In Meier's opinion, GaN's high voltage performance, high power density and high efficiency could well be the best solution for broadband power amplifiers needed for the proliferation of bands in high-end wireless application, if and when GaN-on-silicon brings the cost down.
Meanwhile, Meier expects GaAs to continue to dominate the power amplifier business for the mobile front end, but both silicon and GaN will likely see increasing share over time. He figures that over the next three to five years, GaN will likely move from high performance military and network applications into the mobile front end, replacing GaAs from the high end, as GaN-on-silicon technology now being developed for other applications matures.
Silicon will also likely take share from GaAs in the mobile front end in less expensive phones, but it will not take over the business, Meier argues, as GaAs will continue to offer the better RF performance that matters most at the high end. Silicon can be lower cost and can integrate controls on the same SOI die with the power amplifier, but those advantages could be limited.

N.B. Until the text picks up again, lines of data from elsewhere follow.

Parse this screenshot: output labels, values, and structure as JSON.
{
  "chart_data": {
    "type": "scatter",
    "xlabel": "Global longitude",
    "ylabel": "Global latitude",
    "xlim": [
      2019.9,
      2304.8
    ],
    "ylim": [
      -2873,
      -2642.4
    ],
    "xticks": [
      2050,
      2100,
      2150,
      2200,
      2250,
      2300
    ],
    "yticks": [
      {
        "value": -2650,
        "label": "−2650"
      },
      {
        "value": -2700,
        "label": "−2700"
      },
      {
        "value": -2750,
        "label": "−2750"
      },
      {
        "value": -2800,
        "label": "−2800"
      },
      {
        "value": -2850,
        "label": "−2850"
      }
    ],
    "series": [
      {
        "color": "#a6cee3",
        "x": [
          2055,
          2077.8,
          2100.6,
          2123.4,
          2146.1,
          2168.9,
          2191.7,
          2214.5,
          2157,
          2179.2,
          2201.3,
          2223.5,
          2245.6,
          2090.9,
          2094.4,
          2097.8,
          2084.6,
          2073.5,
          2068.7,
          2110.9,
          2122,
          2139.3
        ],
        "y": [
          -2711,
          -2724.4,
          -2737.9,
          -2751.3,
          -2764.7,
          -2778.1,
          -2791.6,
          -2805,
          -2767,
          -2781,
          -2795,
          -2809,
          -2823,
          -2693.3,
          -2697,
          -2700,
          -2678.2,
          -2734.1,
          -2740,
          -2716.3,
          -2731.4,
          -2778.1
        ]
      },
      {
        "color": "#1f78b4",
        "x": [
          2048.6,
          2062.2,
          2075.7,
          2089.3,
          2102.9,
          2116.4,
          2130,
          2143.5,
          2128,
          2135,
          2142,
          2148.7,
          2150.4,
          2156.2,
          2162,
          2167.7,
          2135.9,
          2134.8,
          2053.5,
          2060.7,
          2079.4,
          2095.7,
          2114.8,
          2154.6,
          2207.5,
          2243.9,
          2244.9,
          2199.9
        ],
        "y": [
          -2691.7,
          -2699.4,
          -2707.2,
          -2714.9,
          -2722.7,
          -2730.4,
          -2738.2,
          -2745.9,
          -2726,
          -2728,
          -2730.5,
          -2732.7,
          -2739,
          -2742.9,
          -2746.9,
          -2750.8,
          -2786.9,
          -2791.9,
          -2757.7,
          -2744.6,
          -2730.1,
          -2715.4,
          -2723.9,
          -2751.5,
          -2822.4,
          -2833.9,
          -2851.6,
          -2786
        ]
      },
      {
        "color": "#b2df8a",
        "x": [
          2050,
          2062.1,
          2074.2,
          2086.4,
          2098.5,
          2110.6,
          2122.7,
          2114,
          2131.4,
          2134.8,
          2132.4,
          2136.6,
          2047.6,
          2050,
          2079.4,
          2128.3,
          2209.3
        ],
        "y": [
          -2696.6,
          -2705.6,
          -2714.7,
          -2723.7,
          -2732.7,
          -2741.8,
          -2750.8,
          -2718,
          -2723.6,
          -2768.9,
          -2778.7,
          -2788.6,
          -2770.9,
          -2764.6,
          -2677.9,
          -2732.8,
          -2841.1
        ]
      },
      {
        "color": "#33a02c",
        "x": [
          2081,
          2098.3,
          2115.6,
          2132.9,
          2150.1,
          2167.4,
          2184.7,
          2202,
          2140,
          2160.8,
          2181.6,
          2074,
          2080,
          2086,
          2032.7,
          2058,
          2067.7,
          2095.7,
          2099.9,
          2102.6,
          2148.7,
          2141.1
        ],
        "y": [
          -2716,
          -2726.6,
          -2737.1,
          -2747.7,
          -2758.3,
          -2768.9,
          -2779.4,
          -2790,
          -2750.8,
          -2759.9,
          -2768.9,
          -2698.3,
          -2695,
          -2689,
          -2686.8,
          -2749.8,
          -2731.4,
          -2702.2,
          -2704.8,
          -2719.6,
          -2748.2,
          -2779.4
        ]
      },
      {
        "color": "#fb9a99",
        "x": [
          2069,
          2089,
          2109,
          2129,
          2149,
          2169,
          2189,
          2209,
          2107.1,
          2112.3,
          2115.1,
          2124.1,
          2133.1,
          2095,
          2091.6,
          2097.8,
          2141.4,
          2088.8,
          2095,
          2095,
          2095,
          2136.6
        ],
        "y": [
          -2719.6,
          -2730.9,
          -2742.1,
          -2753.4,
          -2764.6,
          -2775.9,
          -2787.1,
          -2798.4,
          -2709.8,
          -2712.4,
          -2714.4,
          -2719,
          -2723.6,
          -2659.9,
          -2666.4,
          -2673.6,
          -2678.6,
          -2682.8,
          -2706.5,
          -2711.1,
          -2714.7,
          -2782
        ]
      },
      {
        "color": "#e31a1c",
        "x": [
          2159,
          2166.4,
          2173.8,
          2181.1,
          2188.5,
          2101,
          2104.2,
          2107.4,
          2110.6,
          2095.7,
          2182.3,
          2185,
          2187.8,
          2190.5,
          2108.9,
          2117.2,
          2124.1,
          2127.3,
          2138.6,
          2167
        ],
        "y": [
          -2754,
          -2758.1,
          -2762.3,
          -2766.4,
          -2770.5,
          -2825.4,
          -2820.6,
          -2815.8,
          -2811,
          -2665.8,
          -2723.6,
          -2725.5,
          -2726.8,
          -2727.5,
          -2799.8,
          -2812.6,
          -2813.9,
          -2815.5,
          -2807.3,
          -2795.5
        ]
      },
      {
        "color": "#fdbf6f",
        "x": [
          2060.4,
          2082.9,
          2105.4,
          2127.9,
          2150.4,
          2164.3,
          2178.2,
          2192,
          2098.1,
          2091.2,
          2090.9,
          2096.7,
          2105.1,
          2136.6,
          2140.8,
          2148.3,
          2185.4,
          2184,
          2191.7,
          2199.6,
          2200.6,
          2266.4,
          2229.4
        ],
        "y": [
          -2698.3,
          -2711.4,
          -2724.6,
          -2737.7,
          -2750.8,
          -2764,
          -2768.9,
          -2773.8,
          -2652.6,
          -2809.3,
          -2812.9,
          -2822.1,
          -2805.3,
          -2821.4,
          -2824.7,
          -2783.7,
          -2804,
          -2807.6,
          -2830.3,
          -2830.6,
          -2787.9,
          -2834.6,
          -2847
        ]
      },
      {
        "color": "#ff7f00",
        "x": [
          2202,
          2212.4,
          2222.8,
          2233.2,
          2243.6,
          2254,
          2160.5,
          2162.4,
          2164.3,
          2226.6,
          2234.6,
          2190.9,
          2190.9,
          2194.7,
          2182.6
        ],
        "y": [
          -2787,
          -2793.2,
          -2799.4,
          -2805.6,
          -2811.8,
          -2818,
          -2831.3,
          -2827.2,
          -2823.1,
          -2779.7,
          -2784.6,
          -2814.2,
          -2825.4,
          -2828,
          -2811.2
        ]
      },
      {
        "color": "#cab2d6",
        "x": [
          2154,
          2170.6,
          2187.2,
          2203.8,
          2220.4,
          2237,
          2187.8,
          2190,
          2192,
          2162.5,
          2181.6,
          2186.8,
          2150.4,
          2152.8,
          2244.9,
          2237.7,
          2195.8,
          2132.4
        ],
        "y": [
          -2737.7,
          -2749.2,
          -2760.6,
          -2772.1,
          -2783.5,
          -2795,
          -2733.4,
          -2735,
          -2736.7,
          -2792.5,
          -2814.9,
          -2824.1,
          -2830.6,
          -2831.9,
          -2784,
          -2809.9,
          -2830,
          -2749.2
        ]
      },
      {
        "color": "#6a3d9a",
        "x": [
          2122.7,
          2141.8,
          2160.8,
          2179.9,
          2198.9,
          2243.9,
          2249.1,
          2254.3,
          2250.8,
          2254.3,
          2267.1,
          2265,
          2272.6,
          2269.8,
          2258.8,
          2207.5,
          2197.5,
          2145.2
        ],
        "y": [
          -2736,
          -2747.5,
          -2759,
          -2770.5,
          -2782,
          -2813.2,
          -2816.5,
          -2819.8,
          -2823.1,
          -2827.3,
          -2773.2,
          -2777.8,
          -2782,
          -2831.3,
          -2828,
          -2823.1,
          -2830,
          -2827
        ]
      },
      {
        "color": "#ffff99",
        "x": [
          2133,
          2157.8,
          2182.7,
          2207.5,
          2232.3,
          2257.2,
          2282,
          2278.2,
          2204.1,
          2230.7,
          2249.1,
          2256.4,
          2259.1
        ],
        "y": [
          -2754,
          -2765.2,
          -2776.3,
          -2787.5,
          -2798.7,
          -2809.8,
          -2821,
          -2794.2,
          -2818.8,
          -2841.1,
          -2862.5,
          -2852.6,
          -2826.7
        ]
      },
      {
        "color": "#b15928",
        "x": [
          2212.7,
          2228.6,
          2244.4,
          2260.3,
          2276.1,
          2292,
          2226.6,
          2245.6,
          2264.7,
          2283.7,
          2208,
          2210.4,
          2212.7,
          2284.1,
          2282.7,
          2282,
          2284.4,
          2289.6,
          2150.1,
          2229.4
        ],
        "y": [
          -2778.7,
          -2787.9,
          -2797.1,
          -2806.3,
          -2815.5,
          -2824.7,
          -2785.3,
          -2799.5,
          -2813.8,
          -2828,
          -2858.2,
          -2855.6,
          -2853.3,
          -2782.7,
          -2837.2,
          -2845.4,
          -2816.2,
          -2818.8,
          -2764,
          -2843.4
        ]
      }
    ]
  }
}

The very small power amplifier die is only a very minor part of the cost of the entire module of chips of multiple different technologies, from BAW filters to passives, that are most sensibly integrated at the package level, he suggests.
These speakers will be joined by Marina Sofas, technology manager of the new U.S. Dept. of Energy Wide-Band-Gap device manufacturing research program; Primit Parikh, president and co-founder of Transphorm; Sameer Penharkar, power device and wide-bandgap roadmap manager and Fellow at Texas Instruments; Frank Burkeen, VP & GM of KLA-Tencor's Candela division; and Klaus-Dieter Lang, director of Fraunhofer IZM,, in discussing what's needed to move emerging compound semiconductor devices to volume markets, at SEMICON West 2014 (www.semiconwest.org), July 8-10, in San Francisco. Issues of integrating compound semiconductors on silicon will also be covered in a separate silicon photonics program.